I titled my first manuscript Courtly Love. Each chapter referenced one of Capellanus' Rules of Courtly Love (also mentioned in The Courtier by Castiglione). It was, in my opinion, a smart title. Not only did each rule serve as a theme for the chapter, the overall message was that courtly love wasn't true love. In that book my hero and heroine learned that real love was gritty and uncomfortable, not all about show. Courtly Love was followed by Courtly Christmas, Courtly Marriage, and an intended (but never happened ) Courtly Consequences. All of them played on the reality versus the sophisticated ideal of their subject.
The big problem, aside from the apparently unpublishable nature of Tudor romps, was that none of these titles were in the least bit sexy. I took myself far too seriously. This advice was given by an author that I count as one of my favorites in the historical romance genre. She writes smart, strong, poignant stories all with a sense of humor and a decent deal of heat. I changed the titles to Courtly Pleasures, Courtly Scandals, and Courtly Abandon. Sexier? Yes. Published? No. Oh well.
I took the advice to heart for my next book, Possessing Karma. I didn't abandon my obsessive need for double meaning, but managed to make it have a sensual translation (my main character, Karma, gets possessed by ghosts, then in a more carnal way by Philippe. The ghosts are being punished by the force of karma, etc...).
Misleading title, maybe?
I'm having real trouble finding a title I like for my Ireland book, currently titled Touched by the Past. Gillian returns to Ireland, where she'd spent a troubled childhood, only to find the memories she'd written off as dreams were real. She has a connection to the forest, an ageless elemental spirit of earth. The problem is that the forest doesn't the limitations of her humanity and she doesn't want to accept what is happening to her. The forest barrages her with memories, some recent, some ancient, and she has trouble determining what's real. She also reconnects with a childhood sweetheart who helps her accept the supernatural element and is her support in fighting a very mundane enemy.

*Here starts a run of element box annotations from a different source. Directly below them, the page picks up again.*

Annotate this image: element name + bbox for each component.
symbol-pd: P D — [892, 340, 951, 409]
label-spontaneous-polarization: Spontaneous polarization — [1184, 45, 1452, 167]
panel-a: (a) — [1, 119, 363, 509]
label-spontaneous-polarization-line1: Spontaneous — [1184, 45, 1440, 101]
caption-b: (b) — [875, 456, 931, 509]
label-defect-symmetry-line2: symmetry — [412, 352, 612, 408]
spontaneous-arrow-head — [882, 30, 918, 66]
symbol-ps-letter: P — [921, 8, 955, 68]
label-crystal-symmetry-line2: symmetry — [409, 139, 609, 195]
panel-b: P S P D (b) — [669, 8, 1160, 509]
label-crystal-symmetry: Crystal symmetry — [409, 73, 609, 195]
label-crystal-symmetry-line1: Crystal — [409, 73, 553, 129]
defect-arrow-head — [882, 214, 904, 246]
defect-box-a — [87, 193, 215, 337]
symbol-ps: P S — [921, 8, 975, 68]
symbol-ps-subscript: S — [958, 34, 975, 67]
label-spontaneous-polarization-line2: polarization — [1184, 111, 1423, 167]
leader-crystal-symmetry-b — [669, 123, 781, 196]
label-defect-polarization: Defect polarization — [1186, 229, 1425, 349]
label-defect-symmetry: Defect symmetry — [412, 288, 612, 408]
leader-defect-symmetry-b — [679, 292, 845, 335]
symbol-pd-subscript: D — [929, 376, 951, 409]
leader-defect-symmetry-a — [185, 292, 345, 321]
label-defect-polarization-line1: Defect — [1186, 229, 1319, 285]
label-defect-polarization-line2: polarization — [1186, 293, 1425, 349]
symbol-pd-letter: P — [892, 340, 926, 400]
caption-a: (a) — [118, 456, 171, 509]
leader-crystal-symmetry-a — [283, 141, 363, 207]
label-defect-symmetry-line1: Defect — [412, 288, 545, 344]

I've brainstormed, looking for themes that are both mystical and sensual. I've come up with to know/knowing, bared by/baring, exposed/exposure, open to, touched/touching/to touch, taken, etc... It's driving me crazy. I keep hoping the title will come to me in a moment of inspiration, but no luck on that front so far. With RWA 2013 conference rapidly approaching, I want a gripping title to have on my one sheet (even though I won't be finished, so won't really pitch it -- more just have it with me to show that I'm actively producing)
Titles matter. They make the first impression. What sort of titles appeal to you when buying a book? Have you ever bought on title alone?